Émile Gallé

Émile Gallé ( born May 4, 1846 in Nancy, † September 23, 1904 ) was a French artisans, which is particularly made ​​famous by the design of ceramics, glass and furniture in the style of Historicism and Art Nouveau. He is well-known representative of the French Art Nouveau ( Art Nouveau ) on arts and crafts area.

Biography

He was born in Nancy in a family of merchants of pottery and crystal. Already in his childhood, he was in the workshop of his father, Charles Gallé, with ceramic and glass art in touch. After his baccalauréat ( high school ), he studied philosophy, zoology, botany and mineralogy in Germany. He learned to work with glass and wood, specializing in glass blowing.

From 1862 to 1866 Gallé was sent to study in Germany in Weimar and Meisenthal in Moselle, where he studied the Modellierkunst and glass production. After another stay in London, where he represented his father's company in an exhibition Art de France, and Paris, he returned full of new impressions back to Nancy.

Here he experimented with new techniques of glassblowing ( marbling, reflections, layers of glass with inclusions of gold and silver foils, blisters ).

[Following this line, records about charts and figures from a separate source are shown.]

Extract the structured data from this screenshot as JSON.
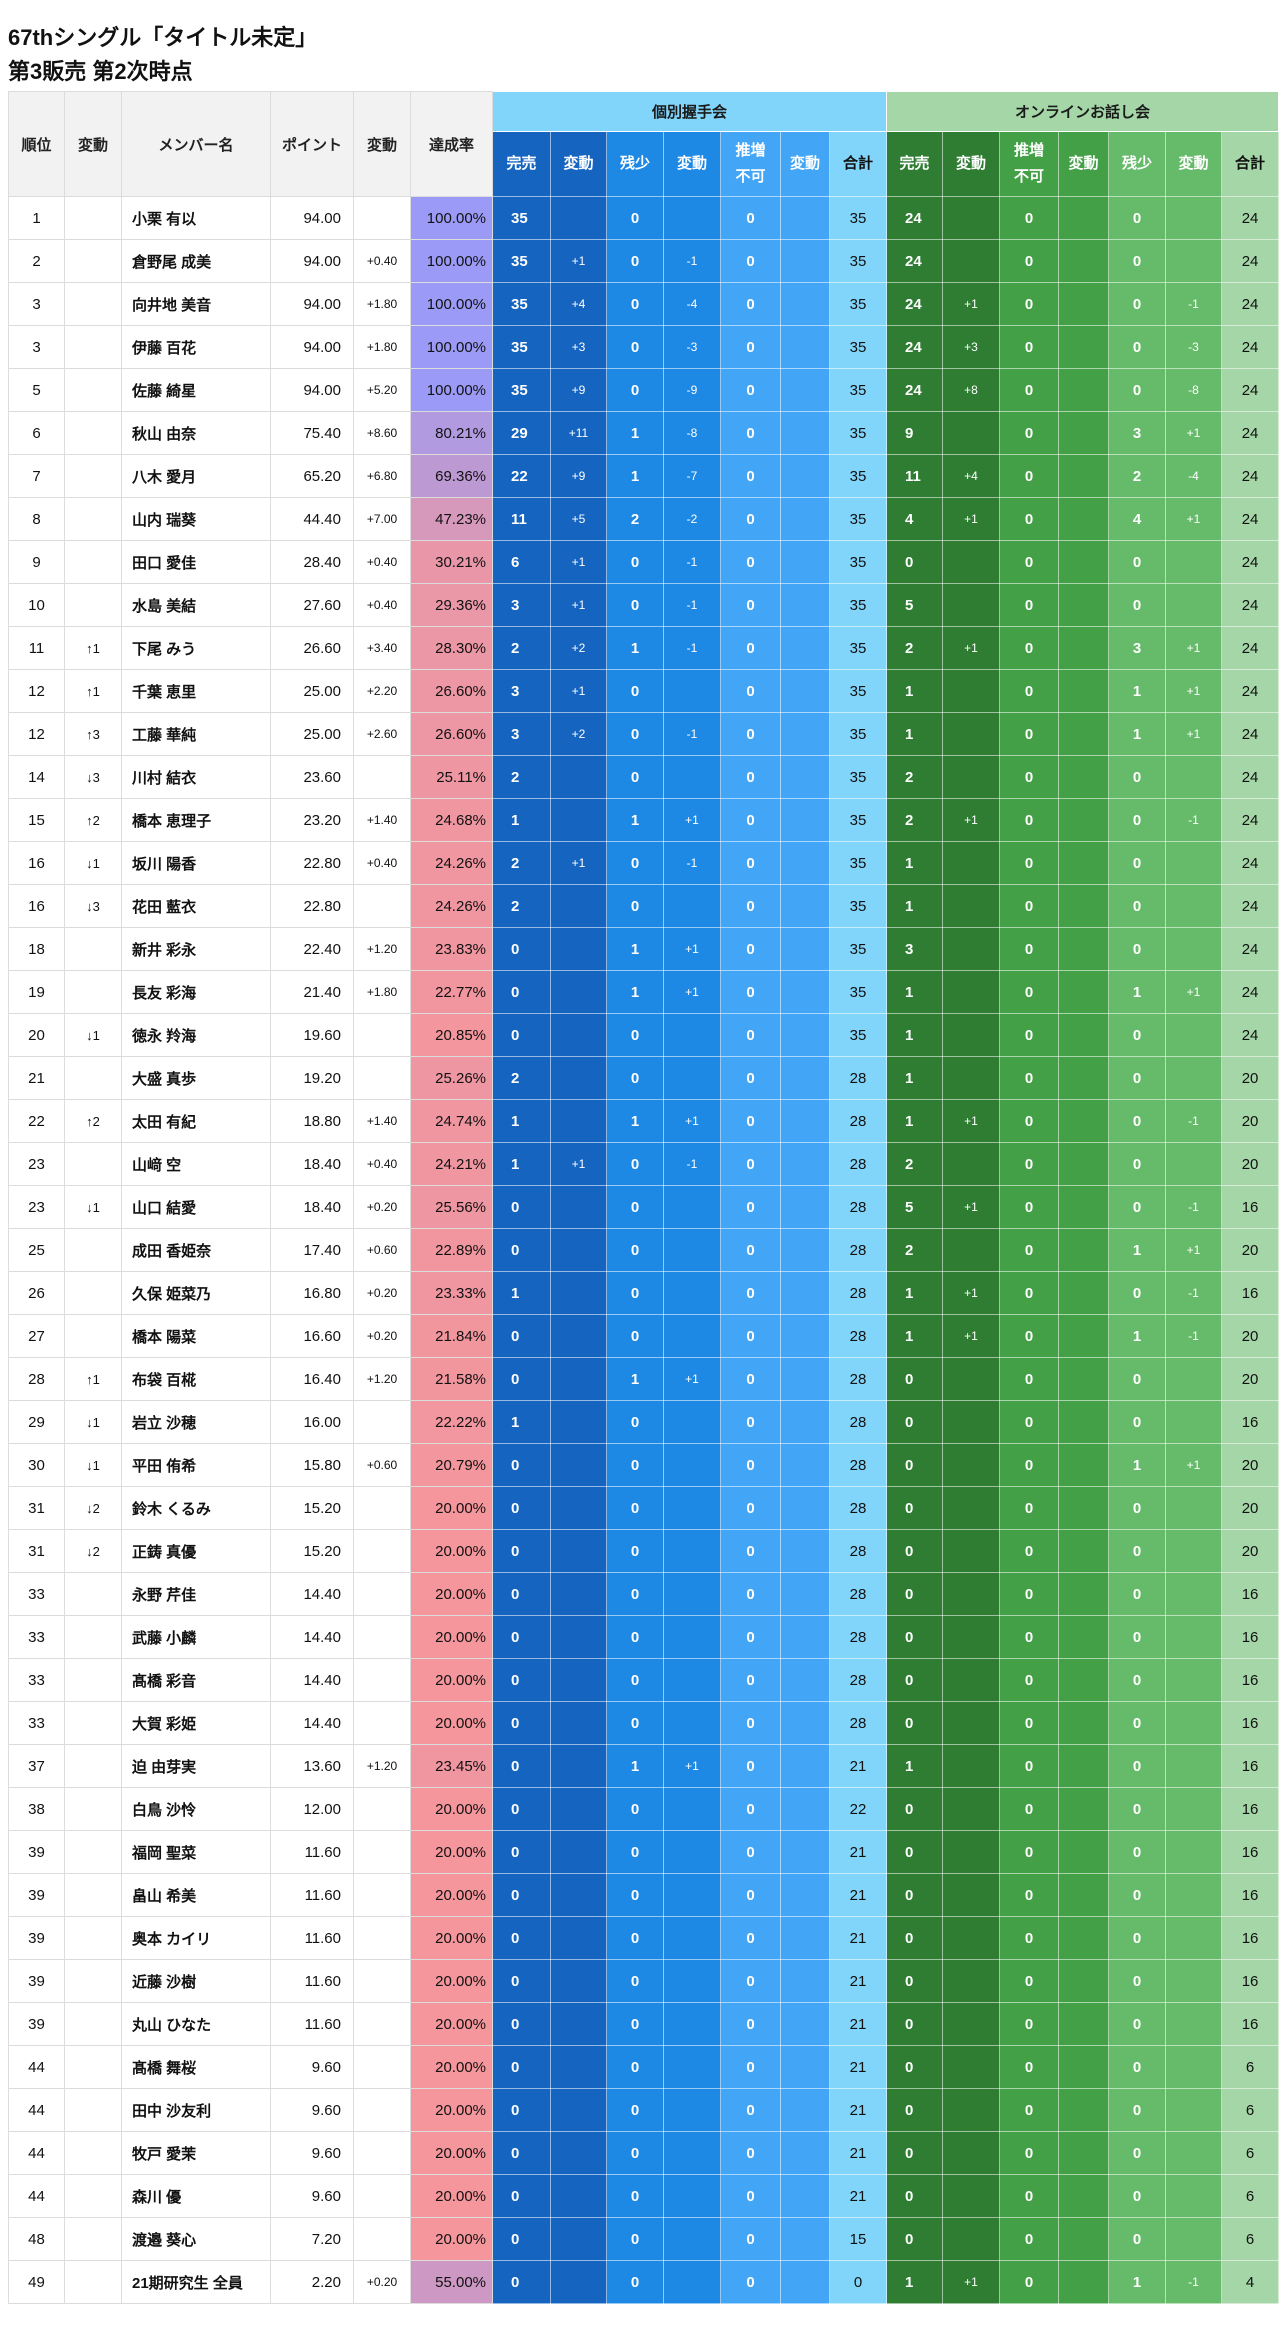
{
  "title": "67thシングル「タイトル未定」",
  "subtitle": "第3販売 第2次時点",
  "headers": {
    "rank": "順位",
    "move": "変動",
    "name": "メンバー名",
    "points": "ポイント",
    "delta": "変動",
    "rate": "達成率",
    "handshake_group": "個別握手会",
    "online_group": "オンラインお話し会",
    "handshake_cols": [
      "完売",
      "変動",
      "残少",
      "変動",
      "推増\n不可",
      "変動",
      "合計"
    ],
    "online_cols": [
      "完売",
      "変動",
      "推増\n不可",
      "変動",
      "残少",
      "変動",
      "合計"
    ]
  },
  "colors": {
    "handshake": [
      "#1565c0",
      "#1e88e5",
      "#42a5f5",
      "#81d4fa"
    ],
    "online": [
      "#2e7d32",
      "#43a047",
      "#66bb6a",
      "#a5d6a7"
    ],
    "rate_high": "#9b9bf7",
    "rate_low": "#f4969c"
  },
  "rows": [
    {
      "rank": "1",
      "move": "",
      "name": "小栗 有以",
      "points": "94.00",
      "delta": "",
      "rate": "100.00%",
      "handshake": [
        "35",
        "",
        "0",
        "",
        "0",
        "",
        "35"
      ],
      "online": [
        "24",
        "",
        "0",
        "",
        "0",
        "",
        "24"
      ]
    },
    {
      "rank": "2",
      "move": "",
      "name": "倉野尾 成美",
      "points": "94.00",
      "delta": "+0.40",
      "rate": "100.00%",
      "handshake": [
        "35",
        "+1",
        "0",
        "-1",
        "0",
        "",
        "35"
      ],
      "online": [
        "24",
        "",
        "0",
        "",
        "0",
        "",
        "24"
      ]
    },
    {
      "rank": "3",
      "move": "",
      "name": "向井地 美音",
      "points": "94.00",
      "delta": "+1.80",
      "rate": "100.00%",
      "handshake": [
        "35",
        "+4",
        "0",
        "-4",
        "0",
        "",
        "35"
      ],
      "online": [
        "24",
        "+1",
        "0",
        "",
        "0",
        "-1",
        "24"
      ]
    },
    {
      "rank": "3",
      "move": "",
      "name": "伊藤 百花",
      "points": "94.00",
      "delta": "+1.80",
      "rate": "100.00%",
      "handshake": [
        "35",
        "+3",
        "0",
        "-3",
        "0",
        "",
        "35"
      ],
      "online": [
        "24",
        "+3",
        "0",
        "",
        "0",
        "-3",
        "24"
      ]
    },
    {
      "rank": "5",
      "move": "",
      "name": "佐藤 綺星",
      "points": "94.00",
      "delta": "+5.20",
      "rate": "100.00%",
      "handshake": [
        "35",
        "+9",
        "0",
        "-9",
        "0",
        "",
        "35"
      ],
      "online": [
        "24",
        "+8",
        "0",
        "",
        "0",
        "-8",
        "24"
      ]
    },
    {
      "rank": "6",
      "move": "",
      "name": "秋山 由奈",
      "points": "75.40",
      "delta": "+8.60",
      "rate": "80.21%",
      "handshake": [
        "29",
        "+11",
        "1",
        "-8",
        "0",
        "",
        "35"
      ],
      "online": [
        "9",
        "",
        "0",
        "",
        "3",
        "+1",
        "24"
      ]
    },
    {
      "rank": "7",
      "move": "",
      "name": "八木 愛月",
      "points": "65.20",
      "delta": "+6.80",
      "rate": "69.36%",
      "handshake": [
        "22",
        "+9",
        "1",
        "-7",
        "0",
        "",
        "35"
      ],
      "online": [
        "11",
        "+4",
        "0",
        "",
        "2",
        "-4",
        "24"
      ]
    },
    {
      "rank": "8",
      "move": "",
      "name": "山内 瑞葵",
      "points": "44.40",
      "delta": "+7.00",
      "rate": "47.23%",
      "handshake": [
        "11",
        "+5",
        "2",
        "-2",
        "0",
        "",
        "35"
      ],
      "online": [
        "4",
        "+1",
        "0",
        "",
        "4",
        "+1",
        "24"
      ]
    },
    {
      "rank": "9",
      "move": "",
      "name": "田口 愛佳",
      "points": "28.40",
      "delta": "+0.40",
      "rate": "30.21%",
      "handshake": [
        "6",
        "+1",
        "0",
        "-1",
        "0",
        "",
        "35"
      ],
      "online": [
        "0",
        "",
        "0",
        "",
        "0",
        "",
        "24"
      ]
    },
    {
      "rank": "10",
      "move": "",
      "name": "水島 美結",
      "points": "27.60",
      "delta": "+0.40",
      "rate": "29.36%",
      "handshake": [
        "3",
        "+1",
        "0",
        "-1",
        "0",
        "",
        "35"
      ],
      "online": [
        "5",
        "",
        "0",
        "",
        "0",
        "",
        "24"
      ]
    },
    {
      "rank": "11",
      "move": "↑1",
      "name": "下尾 みう",
      "points": "26.60",
      "delta": "+3.40",
      "rate": "28.30%",
      "handshake": [
        "2",
        "+2",
        "1",
        "-1",
        "0",
        "",
        "35"
      ],
      "online": [
        "2",
        "+1",
        "0",
        "",
        "3",
        "+1",
        "24"
      ]
    },
    {
      "rank": "12",
      "move": "↑1",
      "name": "千葉 恵里",
      "points": "25.00",
      "delta": "+2.20",
      "rate": "26.60%",
      "handshake": [
        "3",
        "+1",
        "0",
        "",
        "0",
        "",
        "35"
      ],
      "online": [
        "1",
        "",
        "0",
        "",
        "1",
        "+1",
        "24"
      ]
    },
    {
      "rank": "12",
      "move": "↑3",
      "name": "工藤 華純",
      "points": "25.00",
      "delta": "+2.60",
      "rate": "26.60%",
      "handshake": [
        "3",
        "+2",
        "0",
        "-1",
        "0",
        "",
        "35"
      ],
      "online": [
        "1",
        "",
        "0",
        "",
        "1",
        "+1",
        "24"
      ]
    },
    {
      "rank": "14",
      "move": "↓3",
      "name": "川村 結衣",
      "points": "23.60",
      "delta": "",
      "rate": "25.11%",
      "handshake": [
        "2",
        "",
        "0",
        "",
        "0",
        "",
        "35"
      ],
      "online": [
        "2",
        "",
        "0",
        "",
        "0",
        "",
        "24"
      ]
    },
    {
      "rank": "15",
      "move": "↑2",
      "name": "橋本 恵理子",
      "points": "23.20",
      "delta": "+1.40",
      "rate": "24.68%",
      "handshake": [
        "1",
        "",
        "1",
        "+1",
        "0",
        "",
        "35"
      ],
      "online": [
        "2",
        "+1",
        "0",
        "",
        "0",
        "-1",
        "24"
      ]
    },
    {
      "rank": "16",
      "move": "↓1",
      "name": "坂川 陽香",
      "points": "22.80",
      "delta": "+0.40",
      "rate": "24.26%",
      "handshake": [
        "2",
        "+1",
        "0",
        "-1",
        "0",
        "",
        "35"
      ],
      "online": [
        "1",
        "",
        "0",
        "",
        "0",
        "",
        "24"
      ]
    },
    {
      "rank": "16",
      "move": "↓3",
      "name": "花田 藍衣",
      "points": "22.80",
      "delta": "",
      "rate": "24.26%",
      "handshake": [
        "2",
        "",
        "0",
        "",
        "0",
        "",
        "35"
      ],
      "online": [
        "1",
        "",
        "0",
        "",
        "0",
        "",
        "24"
      ]
    },
    {
      "rank": "18",
      "move": "",
      "name": "新井 彩永",
      "points": "22.40",
      "delta": "+1.20",
      "rate": "23.83%",
      "handshake": [
        "0",
        "",
        "1",
        "+1",
        "0",
        "",
        "35"
      ],
      "online": [
        "3",
        "",
        "0",
        "",
        "0",
        "",
        "24"
      ]
    },
    {
      "rank": "19",
      "move": "",
      "name": "長友 彩海",
      "points": "21.40",
      "delta": "+1.80",
      "rate": "22.77%",
      "handshake": [
        "0",
        "",
        "1",
        "+1",
        "0",
        "",
        "35"
      ],
      "online": [
        "1",
        "",
        "0",
        "",
        "1",
        "+1",
        "24"
      ]
    },
    {
      "rank": "20",
      "move": "↓1",
      "name": "徳永 羚海",
      "points": "19.60",
      "delta": "",
      "rate": "20.85%",
      "handshake": [
        "0",
        "",
        "0",
        "",
        "0",
        "",
        "35"
      ],
      "online": [
        "1",
        "",
        "0",
        "",
        "0",
        "",
        "24"
      ]
    },
    {
      "rank": "21",
      "move": "",
      "name": "大盛 真歩",
      "points": "19.20",
      "delta": "",
      "rate": "25.26%",
      "handshake": [
        "2",
        "",
        "0",
        "",
        "0",
        "",
        "28"
      ],
      "online": [
        "1",
        "",
        "0",
        "",
        "0",
        "",
        "20"
      ]
    },
    {
      "rank": "22",
      "move": "↑2",
      "name": "太田 有紀",
      "points": "18.80",
      "delta": "+1.40",
      "rate": "24.74%",
      "handshake": [
        "1",
        "",
        "1",
        "+1",
        "0",
        "",
        "28"
      ],
      "online": [
        "1",
        "+1",
        "0",
        "",
        "0",
        "-1",
        "20"
      ]
    },
    {
      "rank": "23",
      "move": "",
      "name": "山﨑 空",
      "points": "18.40",
      "delta": "+0.40",
      "rate": "24.21%",
      "handshake": [
        "1",
        "+1",
        "0",
        "-1",
        "0",
        "",
        "28"
      ],
      "online": [
        "2",
        "",
        "0",
        "",
        "0",
        "",
        "20"
      ]
    },
    {
      "rank": "23",
      "move": "↓1",
      "name": "山口 結愛",
      "points": "18.40",
      "delta": "+0.20",
      "rate": "25.56%",
      "handshake": [
        "0",
        "",
        "0",
        "",
        "0",
        "",
        "28"
      ],
      "online": [
        "5",
        "+1",
        "0",
        "",
        "0",
        "-1",
        "16"
      ]
    },
    {
      "rank": "25",
      "move": "",
      "name": "成田 香姫奈",
      "points": "17.40",
      "delta": "+0.60",
      "rate": "22.89%",
      "handshake": [
        "0",
        "",
        "0",
        "",
        "0",
        "",
        "28"
      ],
      "online": [
        "2",
        "",
        "0",
        "",
        "1",
        "+1",
        "20"
      ]
    },
    {
      "rank": "26",
      "move": "",
      "name": "久保 姫菜乃",
      "points": "16.80",
      "delta": "+0.20",
      "rate": "23.33%",
      "handshake": [
        "1",
        "",
        "0",
        "",
        "0",
        "",
        "28"
      ],
      "online": [
        "1",
        "+1",
        "0",
        "",
        "0",
        "-1",
        "16"
      ]
    },
    {
      "rank": "27",
      "move": "",
      "name": "橋本 陽菜",
      "points": "16.60",
      "delta": "+0.20",
      "rate": "21.84%",
      "handshake": [
        "0",
        "",
        "0",
        "",
        "0",
        "",
        "28"
      ],
      "online": [
        "1",
        "+1",
        "0",
        "",
        "1",
        "-1",
        "20"
      ]
    },
    {
      "rank": "28",
      "move": "↑1",
      "name": "布袋 百椛",
      "points": "16.40",
      "delta": "+1.20",
      "rate": "21.58%",
      "handshake": [
        "0",
        "",
        "1",
        "+1",
        "0",
        "",
        "28"
      ],
      "online": [
        "0",
        "",
        "0",
        "",
        "0",
        "",
        "20"
      ]
    },
    {
      "rank": "29",
      "move": "↓1",
      "name": "岩立 沙穂",
      "points": "16.00",
      "delta": "",
      "rate": "22.22%",
      "handshake": [
        "1",
        "",
        "0",
        "",
        "0",
        "",
        "28"
      ],
      "online": [
        "0",
        "",
        "0",
        "",
        "0",
        "",
        "16"
      ]
    },
    {
      "rank": "30",
      "move": "↓1",
      "name": "平田 侑希",
      "points": "15.80",
      "delta": "+0.60",
      "rate": "20.79%",
      "handshake": [
        "0",
        "",
        "0",
        "",
        "0",
        "",
        "28"
      ],
      "online": [
        "0",
        "",
        "0",
        "",
        "1",
        "+1",
        "20"
      ]
    },
    {
      "rank": "31",
      "move": "↓2",
      "name": "鈴木 くるみ",
      "points": "15.20",
      "delta": "",
      "rate": "20.00%",
      "handshake": [
        "0",
        "",
        "0",
        "",
        "0",
        "",
        "28"
      ],
      "online": [
        "0",
        "",
        "0",
        "",
        "0",
        "",
        "20"
      ]
    },
    {
      "rank": "31",
      "move": "↓2",
      "name": "正鋳 真優",
      "points": "15.20",
      "delta": "",
      "rate": "20.00%",
      "handshake": [
        "0",
        "",
        "0",
        "",
        "0",
        "",
        "28"
      ],
      "online": [
        "0",
        "",
        "0",
        "",
        "0",
        "",
        "20"
      ]
    },
    {
      "rank": "33",
      "move": "",
      "name": "永野 芹佳",
      "points": "14.40",
      "delta": "",
      "rate": "20.00%",
      "handshake": [
        "0",
        "",
        "0",
        "",
        "0",
        "",
        "28"
      ],
      "online": [
        "0",
        "",
        "0",
        "",
        "0",
        "",
        "16"
      ]
    },
    {
      "rank": "33",
      "move": "",
      "name": "武藤 小麟",
      "points": "14.40",
      "delta": "",
      "rate": "20.00%",
      "handshake": [
        "0",
        "",
        "0",
        "",
        "0",
        "",
        "28"
      ],
      "online": [
        "0",
        "",
        "0",
        "",
        "0",
        "",
        "16"
      ]
    },
    {
      "rank": "33",
      "move": "",
      "name": "髙橋 彩音",
      "points": "14.40",
      "delta": "",
      "rate": "20.00%",
      "handshake": [
        "0",
        "",
        "0",
        "",
        "0",
        "",
        "28"
      ],
      "online": [
        "0",
        "",
        "0",
        "",
        "0",
        "",
        "16"
      ]
    },
    {
      "rank": "33",
      "move": "",
      "name": "大賀 彩姫",
      "points": "14.40",
      "delta": "",
      "rate": "20.00%",
      "handshake": [
        "0",
        "",
        "0",
        "",
        "0",
        "",
        "28"
      ],
      "online": [
        "0",
        "",
        "0",
        "",
        "0",
        "",
        "16"
      ]
    },
    {
      "rank": "37",
      "move": "",
      "name": "迫 由芽実",
      "points": "13.60",
      "delta": "+1.20",
      "rate": "23.45%",
      "handshake": [
        "0",
        "",
        "1",
        "+1",
        "0",
        "",
        "21"
      ],
      "online": [
        "1",
        "",
        "0",
        "",
        "0",
        "",
        "16"
      ]
    },
    {
      "rank": "38",
      "move": "",
      "name": "白鳥 沙怜",
      "points": "12.00",
      "delta": "",
      "rate": "20.00%",
      "handshake": [
        "0",
        "",
        "0",
        "",
        "0",
        "",
        "22"
      ],
      "online": [
        "0",
        "",
        "0",
        "",
        "0",
        "",
        "16"
      ]
    },
    {
      "rank": "39",
      "move": "",
      "name": "福岡 聖菜",
      "points": "11.60",
      "delta": "",
      "rate": "20.00%",
      "handshake": [
        "0",
        "",
        "0",
        "",
        "0",
        "",
        "21"
      ],
      "online": [
        "0",
        "",
        "0",
        "",
        "0",
        "",
        "16"
      ]
    },
    {
      "rank": "39",
      "move": "",
      "name": "畠山 希美",
      "points": "11.60",
      "delta": "",
      "rate": "20.00%",
      "handshake": [
        "0",
        "",
        "0",
        "",
        "0",
        "",
        "21"
      ],
      "online": [
        "0",
        "",
        "0",
        "",
        "0",
        "",
        "16"
      ]
    },
    {
      "rank": "39",
      "move": "",
      "name": "奥本 カイリ",
      "points": "11.60",
      "delta": "",
      "rate": "20.00%",
      "handshake": [
        "0",
        "",
        "0",
        "",
        "0",
        "",
        "21"
      ],
      "online": [
        "0",
        "",
        "0",
        "",
        "0",
        "",
        "16"
      ]
    },
    {
      "rank": "39",
      "move": "",
      "name": "近藤 沙樹",
      "points": "11.60",
      "delta": "",
      "rate": "20.00%",
      "handshake": [
        "0",
        "",
        "0",
        "",
        "0",
        "",
        "21"
      ],
      "online": [
        "0",
        "",
        "0",
        "",
        "0",
        "",
        "16"
      ]
    },
    {
      "rank": "39",
      "move": "",
      "name": "丸山 ひなた",
      "points": "11.60",
      "delta": "",
      "rate": "20.00%",
      "handshake": [
        "0",
        "",
        "0",
        "",
        "0",
        "",
        "21"
      ],
      "online": [
        "0",
        "",
        "0",
        "",
        "0",
        "",
        "16"
      ]
    },
    {
      "rank": "44",
      "move": "",
      "name": "髙橋 舞桜",
      "points": "9.60",
      "delta": "",
      "rate": "20.00%",
      "handshake": [
        "0",
        "",
        "0",
        "",
        "0",
        "",
        "21"
      ],
      "online": [
        "0",
        "",
        "0",
        "",
        "0",
        "",
        "6"
      ]
    },
    {
      "rank": "44",
      "move": "",
      "name": "田中 沙友利",
      "points": "9.60",
      "delta": "",
      "rate": "20.00%",
      "handshake": [
        "0",
        "",
        "0",
        "",
        "0",
        "",
        "21"
      ],
      "online": [
        "0",
        "",
        "0",
        "",
        "0",
        "",
        "6"
      ]
    },
    {
      "rank": "44",
      "move": "",
      "name": "牧戸 愛茉",
      "points": "9.60",
      "delta": "",
      "rate": "20.00%",
      "handshake": [
        "0",
        "",
        "0",
        "",
        "0",
        "",
        "21"
      ],
      "online": [
        "0",
        "",
        "0",
        "",
        "0",
        "",
        "6"
      ]
    },
    {
      "rank": "44",
      "move": "",
      "name": "森川 優",
      "points": "9.60",
      "delta": "",
      "rate": "20.00%",
      "handshake": [
        "0",
        "",
        "0",
        "",
        "0",
        "",
        "21"
      ],
      "online": [
        "0",
        "",
        "0",
        "",
        "0",
        "",
        "6"
      ]
    },
    {
      "rank": "48",
      "move": "",
      "name": "渡邉 葵心",
      "points": "7.20",
      "delta": "",
      "rate": "20.00%",
      "handshake": [
        "0",
        "",
        "0",
        "",
        "0",
        "",
        "15"
      ],
      "online": [
        "0",
        "",
        "0",
        "",
        "0",
        "",
        "6"
      ]
    },
    {
      "rank": "49",
      "move": "",
      "name": "21期研究生 全員",
      "points": "2.20",
      "delta": "+0.20",
      "rate": "55.00%",
      "handshake": [
        "0",
        "",
        "0",
        "",
        "0",
        "",
        "0"
      ],
      "online": [
        "1",
        "+1",
        "0",
        "",
        "1",
        "-1",
        "4"
      ]
    }
  ]
}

In 1874 he took over the management of his father's business, the international reputation gained little later. A year later he married the pastor's daughter Henriette Grimm. He moved into the studio La Garenne and established in 1883 a further workshop: It emerged workshops for pottery, glass and wood.

In 1885 he traveled to Berlin and studied at the Decorative Arts Museum, the famous collection of Chinese glass art.

He opened outlets in Paris (1885 ), Frankfurt ( 1887) and later in London. In 1889 he employed more than three hundred employees.

In the 1890s Gallé concentrated more and more on the glass art, although he previously won three gold medals for its faience work.

In 1901 he founded with his brothers Augustin and Antonin Daum and René Lalique and Gabriel Argy -Rousseau, the École de Nancy, which represented, among others, the interests of glass artists. He was its first president.

He died on 23 September 1904 in Nancy from leukemia. His widow and his son Paul Perdrizet led the operation until the early 30s on. However, it lacked the typical for the earlier years wealth of artistic and technical innovations.

Exhibitions and awards

  • Officer of the Legion of Honor, 1889
  • Commander of the Legion of Honor, 1900

Work and assessment

Although Gallé also occupied himself with wood and ceramic works, it is above all its glass and crystal work, which contributed to his international fame. His typical works include cameos glasses: monochrome blown vases that were captured with multiple layers of colored glass and cut into the various ornamental reliefs. In 1897 he invented a highly complicated technique called marquetry de verre, a sort of inlay in glass.

In his Verreries parlantes ( " Speaking glass art" ) he tried vases for specific text of contemporary symbolic Lyricist (eg, Baudelaire or Maurice Maeterlinck ) to model and had engraved appropriate lines of poetry.

His vases and lampshades are sought-after collector's items and are exhibited in many museums around the world. He got his inspiration from extensive involvement with nature: he was early on fascinated by the world of plants and put these impressions into his designs. Like many artists of his time Gallé was influenced by Japonism, whose style is again found in the ornamental decoration of some of his art glasses. Following the pattern of nature he made also furniture designs with partially precious inlay work, in which he combined indigenous and exotic wood effective.

Emile Galle is considered one of the most outstanding glass artists of his time. The art world owes her great and decisive progress in the development of glass art. He managed to combine intense colors and still got transparency of the glasses.

Curiosities

The 1948-born Swiss writer Martin Suter published in 2011 the novel Allmen and the Dragonflies ( ISBN 978-3-257-06777-4 ). At the center of the novel are five Gallé bowls with dragonflies. Their theft, sale and re-emergence in the context of insurance fraud worth millions and ruthless passion for collecting drive the action.